Diese Vielzahl von Labels höhlt das Vertrauen der Verbraucher aus. In manchen Branchen wird mit Siegeln regelrecht Greenwashing betrieben. Die Unternehmen versuchen so zum Beispiel, darüber hinwegzutäuschen, dass es kein umweltfreundliches Auto gibt. Und dass Fliegen auch dann nicht wirklich klimafreundlich wird, wenn die Lufthansa jetzt Bio-Kerosin nutzt.

Allerdings zeigt das Greenwashing der Betriebe auch, dass sich der ökologische Gedanke durchgesetzt hat: Die Marketingabteilungen glauben, dass sie eine kaufkräftige Schicht vor allem über ein grünes und soziales Image erreichen können.

Damit erschweren sie aber vielen echten Öko-Unternehmen ihr Geschäft: Einige der grünen Betriebe sind so klein, dass sie in den von den Großen initiierten Wettbewerb um die kostspieligen Zertifikate gar nicht eintreten können – oder wollen. Denn sie wissen, dass sie ohnehin besser sind.

Eine gute Grundlage für alle wären deshalb Labels, die von der Industrie unabhängig vergeben werden.
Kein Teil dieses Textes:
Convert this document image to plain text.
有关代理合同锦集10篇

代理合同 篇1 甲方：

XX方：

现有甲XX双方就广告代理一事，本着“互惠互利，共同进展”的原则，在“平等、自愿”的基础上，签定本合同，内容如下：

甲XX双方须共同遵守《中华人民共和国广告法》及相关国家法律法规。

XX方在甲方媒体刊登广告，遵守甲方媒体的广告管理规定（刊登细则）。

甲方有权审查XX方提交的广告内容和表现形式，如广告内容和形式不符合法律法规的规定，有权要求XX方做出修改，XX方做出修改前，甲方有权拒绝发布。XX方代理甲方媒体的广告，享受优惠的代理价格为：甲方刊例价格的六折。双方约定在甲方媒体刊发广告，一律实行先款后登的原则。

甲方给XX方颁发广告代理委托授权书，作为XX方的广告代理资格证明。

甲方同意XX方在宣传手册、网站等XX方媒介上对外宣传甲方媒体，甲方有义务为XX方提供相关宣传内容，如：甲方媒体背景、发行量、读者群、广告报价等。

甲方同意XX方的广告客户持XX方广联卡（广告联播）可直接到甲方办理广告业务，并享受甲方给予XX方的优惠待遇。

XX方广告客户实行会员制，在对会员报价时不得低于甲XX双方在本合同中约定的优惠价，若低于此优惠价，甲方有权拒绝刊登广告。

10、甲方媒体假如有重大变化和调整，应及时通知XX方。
Dass Verbraucher diesen Labels vertrauen, beweisen neben dem Bio-Siegel für Lebensmittel auch der vom Umweltministerium verliehene Blaue Engel und das TransFair-Siegel, hinter dem verschiedene Nichtregierungsorganisationen stecken.

Eine Art Stiftung Warentest müsste Labels für einzelne Branchen kreieren und kontrollieren. Davon könnte die gesamte Industrie profitieren. Nur wer strengere Kriterien möchte, dürfte darüber hinaus eigene Standards setzen. Das Greenwashing und der damit verbundene Labelwildwuchs wären damit beendet.